En paralelo, el gobierno de Javier Milei pasaba la motosierra por las dependencias de Trenes Argentinos, despidiendo a los trabajadores de la Administración de Infraestructuras Ferroviarias Sociedad del Estado.
Un informe de la Auditoría General de la Nación dejó expuesta la situación de los ferrocarriles y reveló que los accidentes aumentaron 72% en 2024 y los fallos técnicos subieron 400%. En este contexto, el auditor Luis Naidenoff calificó como “una enorme irresponsabilidad” la decisión de darle otra finalidad al préstamo.
Al respecto, indicó que los fondos comprometidos por el Gobierno Nacional al declarar la emergencia ferroviaria ascendían a 500 millones de dólares para la totalidad del sistema, mientras que el préstamo habría inyectado una suma similar exclusivamente para la línea afectada.
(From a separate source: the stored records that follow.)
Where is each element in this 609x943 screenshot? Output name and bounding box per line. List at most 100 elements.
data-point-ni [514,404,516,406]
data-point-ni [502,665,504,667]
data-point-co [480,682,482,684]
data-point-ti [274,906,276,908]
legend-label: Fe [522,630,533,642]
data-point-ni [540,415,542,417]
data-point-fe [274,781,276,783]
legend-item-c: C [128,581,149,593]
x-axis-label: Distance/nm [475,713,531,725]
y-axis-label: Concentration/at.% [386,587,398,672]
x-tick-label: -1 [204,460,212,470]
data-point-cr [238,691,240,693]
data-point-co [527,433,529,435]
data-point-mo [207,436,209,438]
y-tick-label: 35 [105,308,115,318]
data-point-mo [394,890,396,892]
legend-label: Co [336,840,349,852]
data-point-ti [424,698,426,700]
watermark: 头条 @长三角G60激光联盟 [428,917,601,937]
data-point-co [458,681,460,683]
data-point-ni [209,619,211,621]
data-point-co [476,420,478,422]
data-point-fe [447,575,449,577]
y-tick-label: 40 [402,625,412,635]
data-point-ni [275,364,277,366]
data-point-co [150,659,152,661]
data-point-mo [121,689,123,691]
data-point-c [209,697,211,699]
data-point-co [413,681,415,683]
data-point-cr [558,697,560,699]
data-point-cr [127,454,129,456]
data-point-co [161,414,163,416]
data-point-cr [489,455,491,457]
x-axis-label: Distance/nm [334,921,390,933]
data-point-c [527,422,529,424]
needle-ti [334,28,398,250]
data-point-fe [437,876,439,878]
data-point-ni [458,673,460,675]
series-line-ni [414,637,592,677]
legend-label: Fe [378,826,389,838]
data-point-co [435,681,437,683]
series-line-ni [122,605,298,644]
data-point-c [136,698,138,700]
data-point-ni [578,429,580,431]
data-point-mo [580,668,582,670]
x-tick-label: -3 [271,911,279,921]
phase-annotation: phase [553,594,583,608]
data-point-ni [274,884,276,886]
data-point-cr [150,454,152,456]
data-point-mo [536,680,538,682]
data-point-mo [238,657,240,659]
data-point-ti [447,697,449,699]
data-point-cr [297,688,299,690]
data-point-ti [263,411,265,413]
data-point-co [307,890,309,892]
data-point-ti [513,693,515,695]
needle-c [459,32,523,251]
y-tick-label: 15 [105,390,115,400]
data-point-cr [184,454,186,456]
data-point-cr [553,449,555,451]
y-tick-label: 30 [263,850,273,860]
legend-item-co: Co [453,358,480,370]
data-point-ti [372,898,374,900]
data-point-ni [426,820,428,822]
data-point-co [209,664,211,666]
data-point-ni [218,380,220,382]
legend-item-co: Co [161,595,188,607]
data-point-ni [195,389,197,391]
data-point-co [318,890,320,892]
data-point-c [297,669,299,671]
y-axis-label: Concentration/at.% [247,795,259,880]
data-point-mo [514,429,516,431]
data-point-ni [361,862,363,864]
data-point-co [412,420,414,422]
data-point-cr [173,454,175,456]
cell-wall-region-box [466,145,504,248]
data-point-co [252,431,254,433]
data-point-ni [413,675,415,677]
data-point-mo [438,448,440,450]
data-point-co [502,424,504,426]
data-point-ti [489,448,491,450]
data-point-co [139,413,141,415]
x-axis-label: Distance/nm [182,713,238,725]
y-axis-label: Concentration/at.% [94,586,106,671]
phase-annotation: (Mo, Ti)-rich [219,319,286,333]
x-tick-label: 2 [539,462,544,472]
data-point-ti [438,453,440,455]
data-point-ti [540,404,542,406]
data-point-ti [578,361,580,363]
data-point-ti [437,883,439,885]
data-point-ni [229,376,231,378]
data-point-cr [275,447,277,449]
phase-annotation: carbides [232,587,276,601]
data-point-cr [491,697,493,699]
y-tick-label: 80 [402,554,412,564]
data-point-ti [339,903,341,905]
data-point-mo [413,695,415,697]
Desde la Auditoría General señalan que el siniestro incluyó fallós en todos los escalones del sistema: la Comisión Nacional de Regulación del Transporte controló de forma parcial, la Secretaría de Transporte no respondió formalmente los informes que recibió, y la operadora SOFSE respondió apenas el 38% de las observaciones que se le realizaron.
Un año después, un descarrilamiento del Tren Sarmiento volvió a exponer la crisis que atraviesa el sistema ferroviario por los recortes.